MISHNA 2.6

Dieu s’efface devant la souffrance

original hébreu

רחץ בלילה הראשון שמתה אשתו. אמרו לו, לא לימדתנו שאביל אסור מלרחוץ. אמר להם, איני כשאר כל אדם, אסטניס אני.

traduction très littérale

Lava dans nuit le premier que morte femme de lui. Dirent lui ne nous a enseigné que endeuillé interdit de laver. Dit à eux, je ne comme tout homme, délicat je.

traduction fluide

Rabban Gamaliel se lava la première nuit après la mort de sa femme. Ses élèves lui dirent : « ne nous as-tu pas enseigné que l’endeuillé ne peut pas se laver ? ». Il leur répondit : je ne suis pas comme tous les hommes. Je suis délicat.


Commentaire/Analyse



Avant de passer au commentaire proprement dit, il y a une remarque philologique importante à faire. Le terme rendu par « délicat » dans la traduction est en fait la translitération d’un terme grec. L’hébreu donne אסטניס et le grec donne ἀσθενής pour ce terme.

Ce mot pourrait être translittéré « asténis » en français. Le fait qu’un rabbin de la mishna, et même plus, que la mishna elle-même, utilise un terme d’origine grecque est très intéressant philologiquement et historiquement. C’est un peu comme si aujourd’hui en français, dans un texte adressé à un public français, j’utilisais « ok » ou « cool ». Ce sont des mots objectivement non français – anglais en fait – mais tellement utilisés qu’ils sont intégrés dans la langue française de tous les jours. Et comme pour l’anglais aujourd’hui, cet exemple de l’utilisation d’un terme grec montre la puissance de la langue grecque d’alors. On se souviendra que la société juive d’avant le Christ avait été fortement hellénisée. On se souviendra également de la révolte des macchabées luttant contre cette hellénisation. S’il est une population à l’intérieur d’Israël dont on ne peut pas douter de l’hostilité à cette hellénisation, c’est bien le groupe pharisien. Et pourtant, voici Rabban Gamaliel qui utilise un mot grec, car c’est ce mot qui lui semblait le plus approprié dans cet échange avec ses disciples.
Le mot est souvent rendu par « délicat », mais le grec du NT va nous aider à y voir plus clair. En fait cela signifie « faible ». Lorsque le Christ dit que « la chair est faible » (Mc 14:38), ou lorsque Pierre caractérise les femmes comme le sexe faible « Maris, montrer à votre tour de la sagesse dans vos rapports avec vos femmes, comme avec un sexe plus faible; honorez-les, comme devant aussi hériter avec vous de la grâce de la vie » (1 Pi 3:7) c’est d’asténis dont il s’agit. On voit donc que le rendre par « délicat » sans davantage d’explications peut induire en erreur. Gamaliel a été se nettoyer car il s’est senti faible. Cela ne facilite pas forcément l’exégèse.

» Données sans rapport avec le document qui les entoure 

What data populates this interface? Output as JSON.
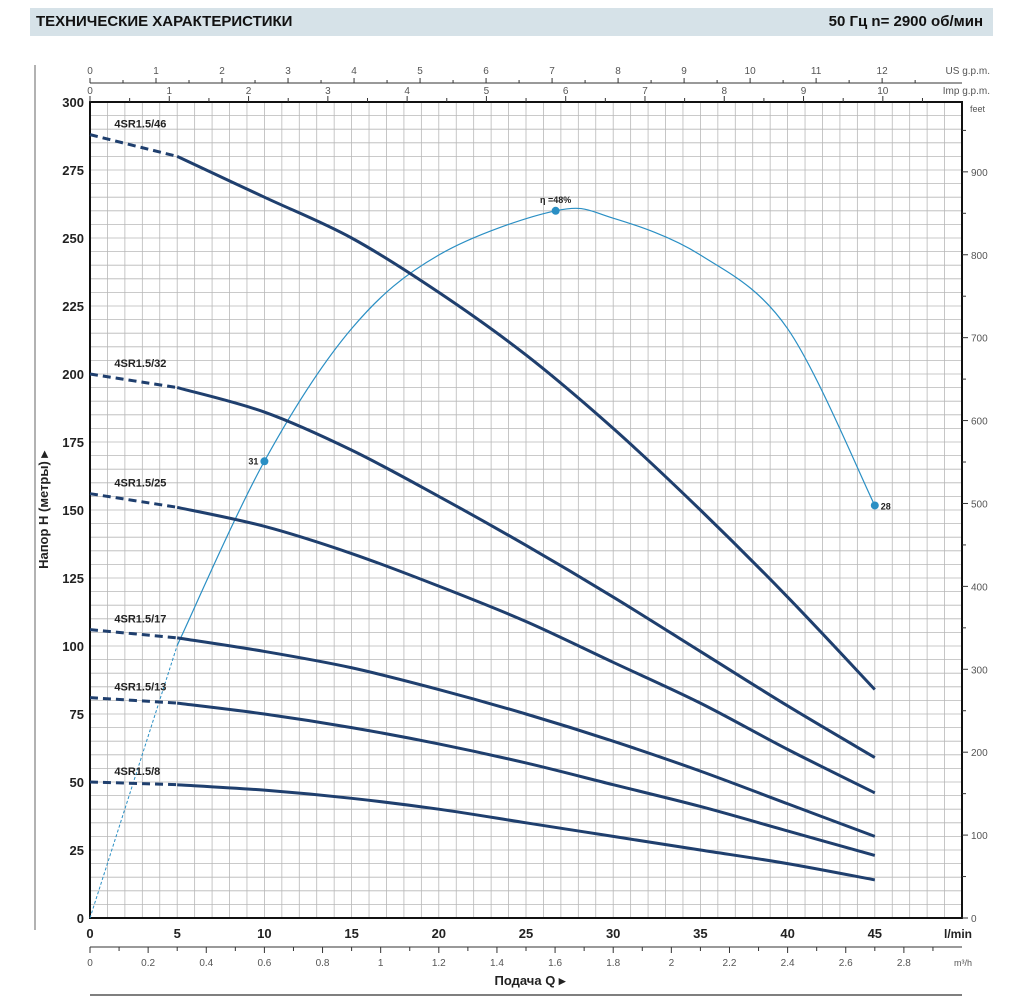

Passons à l’analyse de la Mishna. Les spécialistes de ce corpus expliquent que se laver est interdit pendant sept jours après le décès. A première vue, Gamaliel a donc violé le commandement. A noter que le texte hébreu ne comporte pas son nom. C’est le contexte avec la mishna précédente qui nous permet de déduire qu’il s’agit encore de lui. Le contraste tel que compris par les élèves est important : dans la mishna précédente, il était permis de ne pas s’acquitter d’une obligation de prières lors du mariage, mais Gamaliel était apparu comme quelqu’un qui voulait toujours mettre Dieu au premier plan. Et nous voici de façon fulgurante passant du mariage à la mort de son épouse. Lorsqu’elle était vivante, Gamaliel avait tenu à mettre Dieu en premier, mais une fois celle-ci morte, le commandement semble très secondaire pour lui.

Les rabbins débattent du fait qu’il se lave à l’eau froide ou à l’eau chaude. Et ceci est articulé avec sa déclaration « je suis asténis ». Il me semble possible de le comprendre ainsi : dans la force de l’âge, Gamaliel a fait passer Dieu avant sa femme même dans le cadre permis par Dieu, et maintenant, dans ses vieux jours, il est devenu tellement faible et fragile, peut-être avec le choc lié au décès, qu’il ne peut plus faire montre de la même ardeur halakhique. En tout cas, on retiendra que la pratique se comprend lorsque la personne a la force nécessaire demandée par l’obéissance. On ne demande pas aux malades de subir les affres du carême.